Raramente arrivano nel nostro paese commedie tedesche e Fuck you prof, dotato di un trailer nettamente migliore del risultato finale, sembrava avere le carte in regola. La trama è tanto basilare quanto promettente (se interpretata a dovere): un galeotto appena uscito di galera deve recuperare il bottino dell'ultimo colpo ma il luogo in cui è seppellito è ora occupato da un edificio scolastico. Per avere il tempo di scavare si fingerà professore trovandosi a contatto con la classe peggiore dell'istituto.

L'idea di avere un avanzo di galera che malmena studenti fastidiosissimi, più intrattabile, scostante e arrogante di loro, è di per sè ottima, anche se poi è evidente che tutta la cattiveria lentamente si trasformerà in terribile gentilezza, che tutta la devianza dalle regole del politicamente corretta sarà fatta rientrare entro la fine del film nelle fila della buona convivenza. Il problema è che Fuck you prof a tratti non fa nemmeno quello.

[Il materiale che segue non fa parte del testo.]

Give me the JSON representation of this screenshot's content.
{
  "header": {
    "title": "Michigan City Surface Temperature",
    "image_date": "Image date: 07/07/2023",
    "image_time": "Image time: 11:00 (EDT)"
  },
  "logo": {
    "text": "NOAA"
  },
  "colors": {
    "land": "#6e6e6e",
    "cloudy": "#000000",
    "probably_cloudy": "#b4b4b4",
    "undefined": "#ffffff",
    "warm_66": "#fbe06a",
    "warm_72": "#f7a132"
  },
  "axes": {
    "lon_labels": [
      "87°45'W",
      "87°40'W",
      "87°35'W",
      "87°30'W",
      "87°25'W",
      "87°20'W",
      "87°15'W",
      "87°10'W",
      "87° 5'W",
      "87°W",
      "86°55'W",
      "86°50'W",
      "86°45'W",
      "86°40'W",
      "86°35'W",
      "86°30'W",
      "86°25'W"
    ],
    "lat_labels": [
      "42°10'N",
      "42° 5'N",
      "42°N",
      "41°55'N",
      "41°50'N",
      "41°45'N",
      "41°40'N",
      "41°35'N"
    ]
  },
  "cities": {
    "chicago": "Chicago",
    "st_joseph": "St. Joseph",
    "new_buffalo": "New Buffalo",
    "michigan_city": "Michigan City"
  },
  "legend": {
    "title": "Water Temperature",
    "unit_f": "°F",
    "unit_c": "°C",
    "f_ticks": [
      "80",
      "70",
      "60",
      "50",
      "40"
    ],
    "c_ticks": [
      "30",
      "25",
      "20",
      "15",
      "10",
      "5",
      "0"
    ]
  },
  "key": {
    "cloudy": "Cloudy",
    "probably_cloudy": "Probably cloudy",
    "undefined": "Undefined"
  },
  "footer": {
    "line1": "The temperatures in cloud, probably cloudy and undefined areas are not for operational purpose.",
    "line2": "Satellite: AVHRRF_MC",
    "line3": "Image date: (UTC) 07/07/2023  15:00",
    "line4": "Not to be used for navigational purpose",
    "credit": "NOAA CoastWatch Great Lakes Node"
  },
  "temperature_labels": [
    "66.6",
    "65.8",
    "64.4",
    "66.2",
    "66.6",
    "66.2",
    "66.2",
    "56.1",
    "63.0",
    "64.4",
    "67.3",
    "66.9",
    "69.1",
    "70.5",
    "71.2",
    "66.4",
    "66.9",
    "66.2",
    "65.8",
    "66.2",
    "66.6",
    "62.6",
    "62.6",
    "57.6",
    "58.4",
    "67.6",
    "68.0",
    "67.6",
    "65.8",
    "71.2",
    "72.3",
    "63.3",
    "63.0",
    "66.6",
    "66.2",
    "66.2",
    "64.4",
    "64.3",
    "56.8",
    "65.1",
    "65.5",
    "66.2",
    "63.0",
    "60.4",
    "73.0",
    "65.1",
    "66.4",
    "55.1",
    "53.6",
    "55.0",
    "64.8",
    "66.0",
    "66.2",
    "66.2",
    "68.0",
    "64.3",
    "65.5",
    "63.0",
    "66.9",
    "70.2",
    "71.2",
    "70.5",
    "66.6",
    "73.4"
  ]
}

Schizofrenico come pochi altri film si sono visti quest'anno, l'opera dell'autore turco-tedesco Bora Dagtekin alla fine è inqualificabile. Illude lo spettatore, lo attira e gli fa sperare lo svolgimento migliore per tradirne costantemente le aspettative. Flirta con il cinema più serio ma poi si sposa con quello svogliato e cretino che immagina il pubblico come composto da un branco di scemi da condurre per mano ovunque, senza un briciolo di voglia di credere nelle loro capacità interpretative (e non stiamo parlando nemmeno di un sofisticato dramma!). Se non fosse per una fattura decisamente superiore alla media sarebbe un prodotto rubato a piene mani dalla sua più logica destinazione televisiva: il palinsesto pomeridiano.